The Australia Sports Betting site carries historical market and results data for a number of sports, AFL included, from which I was able to extract pre-game, opening and closing Pinnacle Overs/Unders information for just over 400 games across the 2013 to 2015 seasons. For those of you who might be less familiar with some of the wagering terminology, bettors are often interested in the price and total first posted by a bookmaker for an Overs/Unders market (the "opening" market), and the price and total available from a bookmaker just prior to the game commencing (the "closing" market). It's this information that I've extracted for the modelling.
Today we'll look at how incorporating such opening and closing data might improve the fit of our models to the actual final total score.

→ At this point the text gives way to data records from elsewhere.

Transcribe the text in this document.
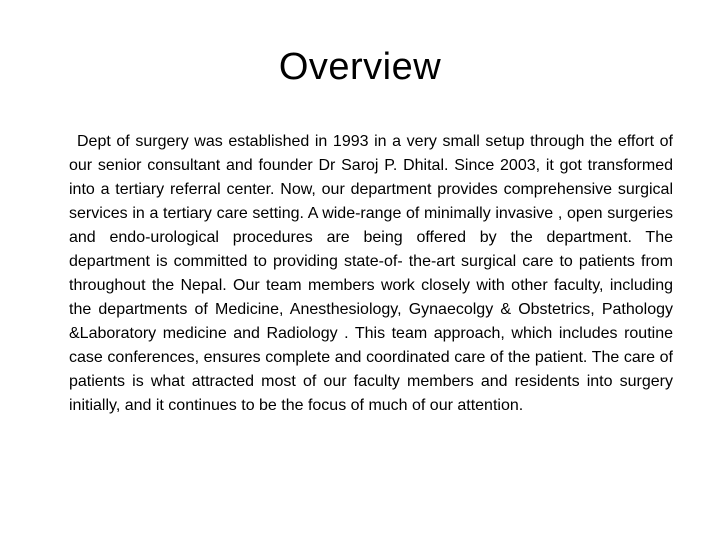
Overview

Dept of surgery was established in 1993 in a very small setup through the effort of our senior consultant and founder Dr Saroj P. Dhital. Since 2003, it got transformed into a tertiary referral center. Now, our department provides comprehensive surgical services in a tertiary care setting. A wide-range of minimally invasive , open surgeries and endo-urological procedures are being offered by the department. The department is committed to providing state-of- the-art surgical care to patients from throughout the Nepal. Our team members work closely with other faculty, including the departments of Medicine, Anesthesiology, Gynaecolgy & Obstetrics, Pathology &Laboratory medicine and Radiology . This team approach, which includes routine case conferences, ensures complete and coordinated care of the patient. The care of patients is what attracted most of our faculty members and residents into surgery initially, and it continues to be the focus of much of our attention.
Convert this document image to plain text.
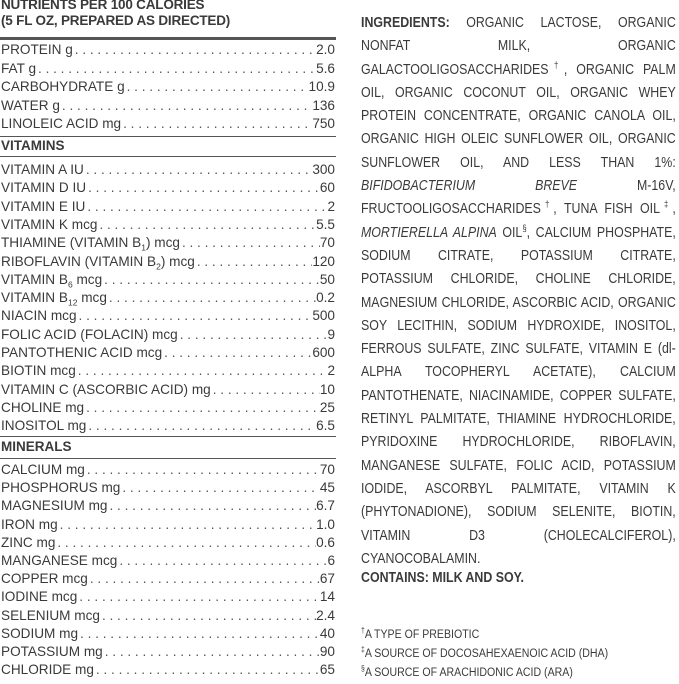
NUTRIENTS PER 100 CALORIES
(5 FL OZ, PREPARED AS DIRECTED)
PROTEIN g . . .	2.0
FAT g . . .	5.6
CARBOHYDRATE g . . .	10.9
WATER g . . .	136
LINOLEIC ACID mg . . .	750
VITAMINS
VITAMIN A IU . . .	300
VITAMIN D IU . . .	60
VITAMIN E IU . . .	2
VITAMIN K mcg . . .	5.5
THIAMINE (VITAMIN $B_1$) mcg . . .	70
RIBOFLAVIN (VITAMIN $B_2$) mcg . . .	120
VITAMIN $B_6$ mcg . . .	50
VITAMIN $B_{12}$ mcg . . .	0.2
NIACIN mcg . . .	500
FOLIC ACID (FOLACIN) mcg . . .	9
PANTOTHENIC ACID mcg . . .	600
BIOTIN mcg . . .	2
VITAMIN C (ASCORBIC ACID) mg . . .	10
CHOLINE mg . . .	25
INOSITOL mg . . .	6.5
MINERALS
CALCIUM mg . . .	70
PHOSPHORUS mg . . .	45
MAGNESIUM mg . . .	6.7
IRON mg . . .	1.0
ZINC mg . . .	0.6
MANGANESE mcg . . .	6
COPPER mcg . . .	67
IODINE mcg . . .	14
SELENIUM mcg . . .	2.4
SODIUM mg . . .	40
POTASSIUM mg . . .	90
CHLORIDE mg . . .	65
INGREDIENTS: ORGANIC LACTOSE, ORGANIC NONFAT MILK, ORGANIC GALACTOOLIGOSACCHARIDES†, ORGANIC PALM OIL, ORGANIC COCONUT OIL, ORGANIC WHEY PROTEIN CONCENTRATE, ORGANIC CANOLA OIL, ORGANIC HIGH OLEIC SUNFLOWER OIL, ORGANIC SUNFLOWER OIL, AND LESS THAN 1%: BIFIDOBACTERIUM BREVE M-16V, FRUCTOOLIGOSACCHARIDES†, TUNA FISH OIL‡, MORTIERELLA ALPINA OIL§, CALCIUM PHOSPHATE, SODIUM CITRATE, POTASSIUM CITRATE, POTASSIUM CHLORIDE, CHOLINE CHLORIDE, MAGNESIUM CHLORIDE, ASCORBIC ACID, ORGANIC SOY LECITHIN, SODIUM HYDROXIDE, INOSITOL, FERROUS SULFATE, ZINC SULFATE, VITAMIN E (dl-ALPHA TOCOPHERYL ACETATE), CALCIUM PANTOTHENATE, NIACINAMIDE, COPPER SULFATE, RETINYL PALMITATE, THIAMINE HYDROCHLORIDE, PYRIDOXINE HYDROCHLORIDE, RIBOFLAVIN, MANGANESE SULFATE, FOLIC ACID, POTASSIUM IODIDE, ASCORBYL PALMITATE, VITAMIN K (PHYTONADIONE), SODIUM SELENITE, BIOTIN, VITAMIN D3 (CHOLECALCIFEROL), CYANOCOBALAMIN.
CONTAINS: MILK AND SOY.
†A TYPE OF PREBIOTIC
‡A SOURCE OF DOCOSAHEXAENOIC ACID (DHA)
§A SOURCE OF ARACHIDONIC ACID (ARA)
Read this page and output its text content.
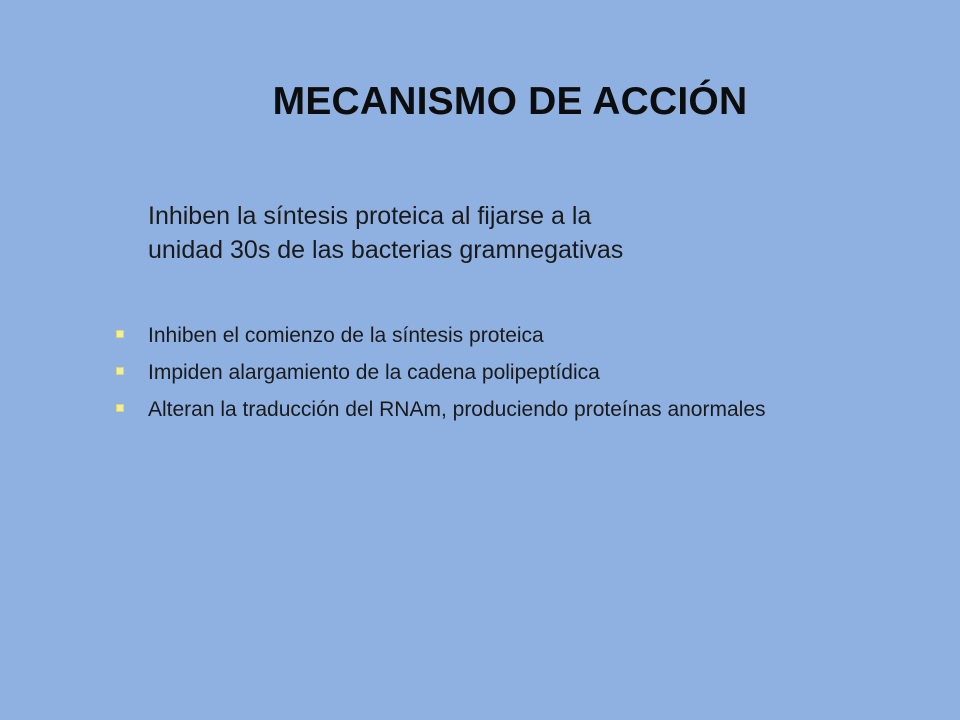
MECANISMO DE ACCIÓN
Inhiben la síntesis proteica al fijarse a la
unidad 30s de las bacterias gramnegativas
Inhiben el comienzo de la síntesis proteica
Impiden alargamiento de la cadena polipeptídica
Alteran la traducción del RNAm, produciendo proteínas anormales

Fifteen models in total were fitted, five using the score information available at Quarter-Time, five more using the score information available at Half Time, and the last five using the score information available at Three-Quarter Time. Within each block of five models we'll try adding opening or closing bookmaker data. The coefficients of those fifteen models appear in the table below.
Looking firstly at the left-hand block of five models, the first is a replica of the model built in the previous blog, except now we're using only the information from the 411 games that we're considering today. This model explains 27.6% of the variability in final total scores for those 411 games and suggests that we should expect a total score equal to 121.2 plus 1.25 times the total score at Quarter Time.
In the second model we add the bookmaker's pre-game opening market total into the model. This model suggests that we should take 68% of that pre-game total - we can think of this as a Bayesian Prior of sorts - and add to that 4.6 points plus 1.16 times the total score at Quarter Time. This new model explains about another 6% of the variability in final total scores. Its superiority over the first model is further demonstrated in the residual quantiles at the foot of the table, which show that, in almost every case, the errors for a given quantile are smaller for the second model than for the first. The practical implication of this is that confidence intervals derived from the second model - intervals to which we can attach some probability of including the actual final total - are smaller than those derived from the first.
To understand what's been done for the third model, you need first to know that the Pinnacle bookmaker sometimes posts his market at other than even money prices. That means he doesn't feel that the probability a game will finish under or over his particular total is exactly 50%. We need to adjust the totals in these games by inferring what total he would think represented an even-money wager.
I've made this adjustment by assuming that final total scores are Normally distributed around some unbiased expected value with a standard deviation of 28 points for the opening market and 26 points for the closing market (these standard deviations were estimated empirically by comparing actual totals with expected totals for those games where even-money prices were posted). Using this assumption, in conjunction with the probability implicit in the bookmaker's prices, we can work from the Normal Cumulative Distribution Function to reverse-engineer a "fair" total. In general, these adjustments are very small, and never more than a couple of points.
For all that effort, we see practically no improvement in the third model compared to the second.
In the fourth and fifth models we use closing rather than opening data and clearly benefit from the greater proximity of this data to game time. Adding the closing total data unadjusted allows us to explain another 3% of variability in total scores, and adjusting this total when we don't have an even-money situation yields about another 0.5%.
Note that the "weighting" of the bookmaker total data in these two models (about 80 - 83%) is much higher than in the equivalent models using the opening data instead (68%), reflecting the greater information content of this closing data relative to opening data, adjusting for knowledge about the score at Quarter Time.
The second block of models can be interpreted similarly to the first block. We see that the inclusion of bookmaker data again improves the fit, but now by much less - the difference in the R-squared between the best and worst model now less than 5% points - and using the adjusted rather than the raw bookmaker data adds much less value.
And, finally, the third block of models can be interpreted in the same way and reveals an even smaller contribution from the bookmaker data and virtually no benefit from the adjustment process.
As a final observation, note how the relative weighting of in-game scoring and pre-game bookmaker opinion varies as the game progresses. At quarter time, our best model uses 83% of the pre-game closing adjusted total, at half time is uses 55%, and at three-quarter time it uses only 28%. Simply put, in seeking to project the final total, we should pay more attention to the actual score and less attention to the bookmaker's pre-game opinions as the game unfolds. Intuitively, that's pretty obvious, but the model gives us an idea of how much attention we should pay to each at different points in the game.